The long-reigning Ontario Liberal Party has never had a close personal relationship with the emotion the rest of us know as shame. From the ignominious prorogue-enabled departure of former premier Dalton McGuinty in 2013 to Premier Kathleen Wynne's about-face on political party finance rules this year, the Liberals have consistently proved that they cannot feel embarrassment.
And now they've done it again. Faced with three by-election losses in a row, and with Premier Wynne's tanking approval ratings, the government is conspiring to buy labour peace through the next election campaign by offering unprecedented contract extensions to Ontario's teachers' unions.

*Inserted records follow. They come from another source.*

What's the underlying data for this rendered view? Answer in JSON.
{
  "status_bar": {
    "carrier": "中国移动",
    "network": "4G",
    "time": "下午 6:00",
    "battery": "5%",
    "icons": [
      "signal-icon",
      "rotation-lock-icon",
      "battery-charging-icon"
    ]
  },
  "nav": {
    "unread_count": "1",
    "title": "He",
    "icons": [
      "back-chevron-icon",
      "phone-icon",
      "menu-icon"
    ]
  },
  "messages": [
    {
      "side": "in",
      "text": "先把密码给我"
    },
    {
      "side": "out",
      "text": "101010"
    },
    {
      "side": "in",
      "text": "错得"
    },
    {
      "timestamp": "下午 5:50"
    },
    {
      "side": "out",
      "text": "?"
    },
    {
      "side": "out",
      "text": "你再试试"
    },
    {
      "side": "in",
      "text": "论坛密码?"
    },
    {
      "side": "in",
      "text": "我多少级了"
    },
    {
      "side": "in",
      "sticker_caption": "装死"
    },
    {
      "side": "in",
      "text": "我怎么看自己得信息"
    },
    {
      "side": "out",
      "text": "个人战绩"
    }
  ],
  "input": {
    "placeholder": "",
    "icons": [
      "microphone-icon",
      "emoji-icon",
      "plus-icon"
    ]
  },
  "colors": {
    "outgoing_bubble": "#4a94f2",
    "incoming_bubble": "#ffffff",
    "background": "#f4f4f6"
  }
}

All the contracts, so hard-won in 2012, are set to expire on Aug. 31, 2017. That means the government could be in negotiations with the unions leading into the general election expected the following spring. No politician campaigning for re-election wants to have teachers off the job, so Education Minister Mitzie Hunter has been reaching out to the unions about the possibility of extending their existing contracts beyond the election date.
This has been done without consulting the school boards, which are technically the bodies that negotiate with the unions. It would also require an amendment to the existing legislation on collective bargaining by school boards, because the law doesn't allow for contract extensions.
The Wynne government has meanwhile been sending the explicit message that, should it subsequently win re-election in 2018, it will be generous when the next round of bargaining comes up.
All of this is compounded by the affectionate relationship between the Liberal Party and the teachers' unions, which as a group have spent millions during elections campaigns to keep the Liberals in power, and which in return have received millions of dollars from the Wynne government to help cover such things as their contract negotiating costs.
This is deadpan political opportunism at its most naked. The Liberals are preparing the ground for an election that, should it go their way, will see them through their second uninterrupted decade in power. They are not about to let the obligation to act in the taxpayers' best interests get in the way of that.